Buried evidence "If you don't have a crater, you're a little bit lost," said space scientist Ted Bunch of Northern Arizona University, a member of the research team. "Here what we have is something similar to an aerial bomb blast. With these aerial bursts, with time all the evidence is wiped away unless it's buried."
In addition to the Mexican site, the scientists have found signs of an impact in Canada, the United States, Russia, Syria and various sites in Europe. And all of these bits of evidence were found buried in a thin layer of rock that dates to precisely 12,900 years ago.
"If you have an event like this in a 1- or 2-inch layer that dates to exactly the same age over a very large area, and you have high-temperature materials and nanodiamonds in there, the evidence pretty well points to an event that (is) pretty disastrous," Bunch told Space.com.
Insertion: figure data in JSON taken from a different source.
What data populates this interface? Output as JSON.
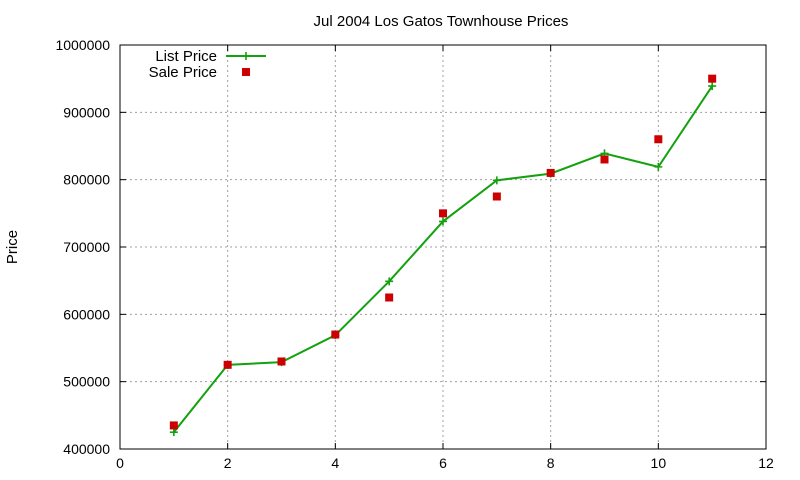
{
  "chart_data": {
    "type": "line",
    "title": "Jul 2004 Los Gatos Townhouse Prices",
    "xlabel": "",
    "ylabel": "Price",
    "xlim": [
      0,
      12
    ],
    "ylim": [
      400000,
      1000000
    ],
    "xticks": [
      0,
      2,
      4,
      6,
      8,
      10,
      12
    ],
    "yticks": [
      400000,
      500000,
      600000,
      700000,
      800000,
      900000,
      1000000
    ],
    "grid": true,
    "legend_position": "top-left",
    "series": [
      {
        "name": "List Price",
        "style": "line-plus",
        "color": "#13a10e",
        "x": [
          1,
          2,
          3,
          4,
          5,
          6,
          7,
          8,
          9,
          10,
          11
        ],
        "y": [
          425000,
          525000,
          529000,
          569000,
          649000,
          738000,
          799000,
          809000,
          839000,
          819000,
          939000
        ]
      },
      {
        "name": "Sale Price",
        "style": "square-points",
        "color": "#cc0000",
        "x": [
          1,
          2,
          3,
          4,
          5,
          6,
          7,
          8,
          9,
          10,
          11
        ],
        "y": [
          435000,
          525000,
          530000,
          570000,
          625000,
          750000,
          775000,
          810000,
          830000,
          860000,
          950000
        ]
      }
    ]
  }
}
This wouldn't have been the only aerial impact event ever to hit Earth. Scientists think a space rock exploded over Siberia in 1908, flattening 500,000 acres (2,000 square kilometers) of forest in what's known as the Tunguska event.
Israde et al. (2012)
This scanning electron microscope image shows a magnetic impact spherule likely to have been created by an asteroid or comet impact 12,900 years ago, researchers say.
Heat flash If a comet, which would have been traveling at about 30 miles per second, impacted Earth's atmosphere, it would have created a flash of extreme heat reaching about 3,000 to 4,000 degrees Fahrenheit (1,600 to 2,200 degrees Celsius).
In addition to melting the ground, such temperatures would have proven cataclysmic to many kinds of life.
At the same time that the impact may have taken place — 12,900 years ago — Earth was beginning an ice age. It is known that many large animals, such as the mammoth and the saber-toothed cat, did not survive this age. There's even evidence of a population decline in humans living in North America at the time, called the Clovis culture.
The researchers aren't claiming that the comet impact caused the climate changes at the time, but Bunch said such an event would have had a significant effect on Earth's climate.
"We're not going to come out and say it did do it, but it's more than a coincidence that the timing happened exactly the time that a lot of climatic conditions occurred and you had the loss of various species," Bunch said.
Still, the researchers predict some skeptics will remain unconvinced that Earth was hit by space rock during the Younger Dryas.
"There's always going to be theoretical and statistical people who would never believe it even if they were there," Bunch said. "I think what we're trying to do is open up a vista there for people to examine the data themselves and make their own conclusions.